Aphid Offspring Are Pregnant Before They Hatch From Their Eggs
It goes without saying that some people choose to have children too early in their lives. Apparently, teen pregnancy rates are particularly high in the United States. This should not come as a surprise considering that MTV airs a show that is entirely centered around struggling teen parents. Obviously, this particular social issue does not apply to the animal world. Gorillas, bears, arthropods or any other animal can reproduce at any sexually mature age without having to worry about finding a reliable daycare so that their parents can finish college. However, there is one particular insect species that may be pushing it a little by becoming pregnant while enclosed within an egg inside of their mother’s belly.
Most aphid species are born pregnant and only produce females. This is due to a modified system of meiosis that skips the reduction division, thus maintaining diploidy and heterozygosity.
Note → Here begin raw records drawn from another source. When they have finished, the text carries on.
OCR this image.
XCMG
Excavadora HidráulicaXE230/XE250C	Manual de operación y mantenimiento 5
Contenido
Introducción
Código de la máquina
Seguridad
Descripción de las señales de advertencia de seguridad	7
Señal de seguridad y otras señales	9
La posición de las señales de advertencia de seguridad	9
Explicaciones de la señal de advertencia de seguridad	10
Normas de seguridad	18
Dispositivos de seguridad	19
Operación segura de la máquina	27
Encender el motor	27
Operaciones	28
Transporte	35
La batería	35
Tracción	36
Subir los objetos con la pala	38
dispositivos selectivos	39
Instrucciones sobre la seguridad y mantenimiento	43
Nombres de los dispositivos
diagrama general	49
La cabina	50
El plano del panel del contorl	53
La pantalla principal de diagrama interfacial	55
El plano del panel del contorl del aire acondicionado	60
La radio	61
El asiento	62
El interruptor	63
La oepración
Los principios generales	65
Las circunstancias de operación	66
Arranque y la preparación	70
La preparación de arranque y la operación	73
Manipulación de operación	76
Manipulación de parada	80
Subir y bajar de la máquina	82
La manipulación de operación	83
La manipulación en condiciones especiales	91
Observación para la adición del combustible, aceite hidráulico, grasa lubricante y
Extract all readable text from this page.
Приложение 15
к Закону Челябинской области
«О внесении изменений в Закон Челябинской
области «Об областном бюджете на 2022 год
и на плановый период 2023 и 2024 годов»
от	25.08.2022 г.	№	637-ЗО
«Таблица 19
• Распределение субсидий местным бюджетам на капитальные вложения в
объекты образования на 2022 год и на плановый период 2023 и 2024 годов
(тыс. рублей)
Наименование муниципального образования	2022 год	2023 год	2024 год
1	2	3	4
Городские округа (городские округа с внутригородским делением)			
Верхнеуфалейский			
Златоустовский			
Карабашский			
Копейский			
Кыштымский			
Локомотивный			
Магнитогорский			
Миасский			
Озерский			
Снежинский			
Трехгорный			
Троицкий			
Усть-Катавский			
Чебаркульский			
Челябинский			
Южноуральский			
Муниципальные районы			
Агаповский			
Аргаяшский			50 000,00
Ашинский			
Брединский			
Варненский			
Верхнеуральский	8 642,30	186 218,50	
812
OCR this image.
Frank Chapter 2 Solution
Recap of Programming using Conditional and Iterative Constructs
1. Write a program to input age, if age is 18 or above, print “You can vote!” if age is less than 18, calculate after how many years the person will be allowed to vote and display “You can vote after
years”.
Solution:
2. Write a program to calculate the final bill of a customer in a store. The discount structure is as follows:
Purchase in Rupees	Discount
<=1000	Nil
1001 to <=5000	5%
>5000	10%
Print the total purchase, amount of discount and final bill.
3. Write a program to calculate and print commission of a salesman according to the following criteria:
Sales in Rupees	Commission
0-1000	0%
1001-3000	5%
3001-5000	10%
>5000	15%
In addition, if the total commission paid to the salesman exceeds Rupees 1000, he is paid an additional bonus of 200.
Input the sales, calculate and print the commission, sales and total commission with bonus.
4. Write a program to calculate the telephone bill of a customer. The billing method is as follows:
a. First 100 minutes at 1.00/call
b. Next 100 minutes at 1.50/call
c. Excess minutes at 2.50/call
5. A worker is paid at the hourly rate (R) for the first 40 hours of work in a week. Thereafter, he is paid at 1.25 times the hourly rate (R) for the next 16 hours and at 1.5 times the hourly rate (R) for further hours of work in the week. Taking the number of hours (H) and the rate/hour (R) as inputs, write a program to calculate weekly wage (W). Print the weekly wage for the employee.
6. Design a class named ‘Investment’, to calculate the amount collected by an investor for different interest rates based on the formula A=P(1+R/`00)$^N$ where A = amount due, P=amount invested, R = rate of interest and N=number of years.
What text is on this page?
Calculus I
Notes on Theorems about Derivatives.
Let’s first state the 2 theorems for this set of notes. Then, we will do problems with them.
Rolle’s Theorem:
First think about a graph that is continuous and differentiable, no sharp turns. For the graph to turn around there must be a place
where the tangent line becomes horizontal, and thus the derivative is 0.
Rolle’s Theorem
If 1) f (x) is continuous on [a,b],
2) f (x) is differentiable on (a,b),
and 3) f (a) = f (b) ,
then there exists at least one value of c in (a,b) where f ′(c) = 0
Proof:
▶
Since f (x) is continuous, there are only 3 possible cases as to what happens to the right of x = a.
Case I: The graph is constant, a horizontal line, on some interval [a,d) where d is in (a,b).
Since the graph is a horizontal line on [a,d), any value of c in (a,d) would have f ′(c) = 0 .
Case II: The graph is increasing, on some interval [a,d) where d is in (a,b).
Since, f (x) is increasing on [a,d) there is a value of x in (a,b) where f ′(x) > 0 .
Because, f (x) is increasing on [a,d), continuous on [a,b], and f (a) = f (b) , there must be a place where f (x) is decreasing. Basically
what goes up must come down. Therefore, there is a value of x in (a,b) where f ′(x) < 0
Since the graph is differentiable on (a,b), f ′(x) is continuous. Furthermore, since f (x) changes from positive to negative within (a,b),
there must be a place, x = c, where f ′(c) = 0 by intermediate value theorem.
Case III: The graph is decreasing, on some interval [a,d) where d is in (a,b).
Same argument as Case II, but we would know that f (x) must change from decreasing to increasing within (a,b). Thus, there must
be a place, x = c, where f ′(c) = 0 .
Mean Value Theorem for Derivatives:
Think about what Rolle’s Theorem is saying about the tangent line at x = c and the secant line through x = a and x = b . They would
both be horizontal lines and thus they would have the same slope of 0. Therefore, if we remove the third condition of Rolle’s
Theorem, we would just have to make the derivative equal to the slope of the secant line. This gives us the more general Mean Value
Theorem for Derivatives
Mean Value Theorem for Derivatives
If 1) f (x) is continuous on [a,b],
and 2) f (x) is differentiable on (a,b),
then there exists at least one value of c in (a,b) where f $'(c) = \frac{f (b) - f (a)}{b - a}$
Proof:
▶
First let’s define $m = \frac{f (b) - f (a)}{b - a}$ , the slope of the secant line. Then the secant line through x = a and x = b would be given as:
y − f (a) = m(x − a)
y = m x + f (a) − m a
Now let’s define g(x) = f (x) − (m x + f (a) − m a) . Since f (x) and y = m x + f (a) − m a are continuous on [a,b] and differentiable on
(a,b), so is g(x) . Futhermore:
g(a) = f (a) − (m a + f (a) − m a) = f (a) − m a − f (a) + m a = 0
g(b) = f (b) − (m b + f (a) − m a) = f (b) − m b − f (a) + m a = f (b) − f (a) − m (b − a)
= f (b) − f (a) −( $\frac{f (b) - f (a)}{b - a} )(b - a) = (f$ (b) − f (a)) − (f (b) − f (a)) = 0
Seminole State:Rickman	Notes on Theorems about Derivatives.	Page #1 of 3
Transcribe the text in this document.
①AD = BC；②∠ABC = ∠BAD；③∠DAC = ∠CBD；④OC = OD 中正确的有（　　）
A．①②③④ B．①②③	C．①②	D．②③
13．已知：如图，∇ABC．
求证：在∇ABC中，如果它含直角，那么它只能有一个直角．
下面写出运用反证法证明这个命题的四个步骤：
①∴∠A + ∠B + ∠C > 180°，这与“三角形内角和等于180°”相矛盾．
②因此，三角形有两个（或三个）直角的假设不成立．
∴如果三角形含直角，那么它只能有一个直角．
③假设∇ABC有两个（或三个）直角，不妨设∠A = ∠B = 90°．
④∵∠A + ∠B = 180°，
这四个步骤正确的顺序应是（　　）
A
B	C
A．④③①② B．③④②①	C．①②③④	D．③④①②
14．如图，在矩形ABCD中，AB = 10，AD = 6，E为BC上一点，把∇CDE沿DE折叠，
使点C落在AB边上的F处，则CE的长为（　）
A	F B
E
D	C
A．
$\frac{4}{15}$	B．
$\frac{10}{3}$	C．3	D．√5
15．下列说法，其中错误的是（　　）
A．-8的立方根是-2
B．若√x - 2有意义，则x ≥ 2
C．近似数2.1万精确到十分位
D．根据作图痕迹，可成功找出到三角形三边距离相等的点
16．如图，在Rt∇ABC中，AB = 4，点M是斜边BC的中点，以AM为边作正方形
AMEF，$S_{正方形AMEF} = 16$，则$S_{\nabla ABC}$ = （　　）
Males can also be produced through asexual meiosis due to a mechanism that discards the X chromosome. Aphids can also reproduce sexually in addition to asexually in order to produce a more genetically varied population that is more resilient to disease and other harmful environmental threats. Aphids choose to revert to sexual reproduction when a threat to their existence becomes noticed, such as harsh weather. A more genetically diverse aphid population can better withstand environmental catastrophes than a genetically identical population.
While the particular form of asexual reproduction demonstrated by aphids is incredibly rare in other organisms, some insects spend a majority of their lives as larvae and a very short time as adults. For example, the Cecropia moths of North America spend two months as larvae before spending less than ten days as adults. As larvae, these moths feed constantly in relative safety from predators, but during their short time as adults, they are unable to eat anything, as their digestive system is not developed enough to process food; instead, these moths spend their short adult lives struggling to find a mate for passing on their genes.
Do you know of any other insect species that reproduces asexually?